- Children's guardians can be surviving parents, relatives or friends of the family.Mimi Haddon/Lifesize/Getty Images
The 18th Judicial Circuit Seminole County, Florida, defines a guardian as a person appointed by the court "to act on behalf of a ward's person, property, or both." That definition is limited to court-appointed guardianship. Biological parents, the mother and father, jointly are natural guardians of their own children, according to the Florida statutes. - In the event one parent dies, the surviving parent remains the sole natural guardian even if she decides to marry again. But if both parents are alive and the marriage is dissolved, the guardianship belongs to the parent who has been given custody. Where the custody is shared, both parents will continue to be guardians. Unless overturned by the courts, the mother in Florida has guardianship for any child born out of wedlock and is entitled to primary residential care and custody of the child. The natural guardian has authority to handle financial or personal property from an estate or trust on behalf of minor children.

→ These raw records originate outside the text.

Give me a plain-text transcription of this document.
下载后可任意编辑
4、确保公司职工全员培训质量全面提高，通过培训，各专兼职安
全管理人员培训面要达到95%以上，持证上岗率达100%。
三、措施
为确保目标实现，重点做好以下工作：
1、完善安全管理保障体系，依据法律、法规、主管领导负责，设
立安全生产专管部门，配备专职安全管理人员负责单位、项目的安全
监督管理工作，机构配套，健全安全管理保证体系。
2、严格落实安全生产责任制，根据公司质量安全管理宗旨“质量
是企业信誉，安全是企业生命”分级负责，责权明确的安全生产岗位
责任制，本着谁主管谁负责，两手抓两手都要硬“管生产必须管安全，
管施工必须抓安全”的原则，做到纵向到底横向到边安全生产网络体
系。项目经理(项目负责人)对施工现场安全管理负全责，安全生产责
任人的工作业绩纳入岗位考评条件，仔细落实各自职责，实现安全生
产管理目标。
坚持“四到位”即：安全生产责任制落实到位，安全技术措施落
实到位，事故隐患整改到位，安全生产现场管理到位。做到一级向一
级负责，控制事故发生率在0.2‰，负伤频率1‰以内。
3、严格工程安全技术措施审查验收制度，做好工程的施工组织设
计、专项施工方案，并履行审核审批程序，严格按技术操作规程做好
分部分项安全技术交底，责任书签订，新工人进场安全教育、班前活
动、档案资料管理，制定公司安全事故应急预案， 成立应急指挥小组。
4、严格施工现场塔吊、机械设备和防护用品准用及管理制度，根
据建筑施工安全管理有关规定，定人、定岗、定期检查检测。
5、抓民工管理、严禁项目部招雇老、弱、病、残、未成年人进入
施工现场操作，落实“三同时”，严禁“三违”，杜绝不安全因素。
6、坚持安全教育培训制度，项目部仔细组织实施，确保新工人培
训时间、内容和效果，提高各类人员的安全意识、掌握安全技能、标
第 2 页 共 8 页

- Courts can also grant guardianship in several ways, one of which is limited. This guardianship is used when a person does not have the full capacity to care for himself or his property or after the person voluntarily petitions the court for the appointment of a limited guardianship. When this happens, the court-appointed guardian only exercises the legal rights and power as specifically designated.
The court can also impose plenary guardianship, which gives the guardian more powers. This arrangement is granted when a person is unable to perform all of the tasks of caring for herself or property. The guardian will have delegable legal rights to function on behalf of the petitioner. - If a person is mentally incompetent in Florida, either because of age or physical infirmity, and needs help to manage property, he can petition the court to "establish voluntary guardianship of the property," according to the law. The petitioner must present a certificate from a physician confirming incompetence to manage his personal or business affairs. Then the court will appoint a guardian who will have authority to manage the petitioner's property. The guardian in his annual report to the court must include a certificate from a physician who examined the ward less than 90 days prior to filing.
- Any resident of Florida above the age of 18 can qualify to be a guardian. A person who lives out of the state qualifies for guardianship if he is related by blood, adoption or law to the patient. Unless the court can determine there is no conflict of interest, the ward's employer and any person who provides substantial professional or business service is excluded from guardianship. Felonies are also not allowed.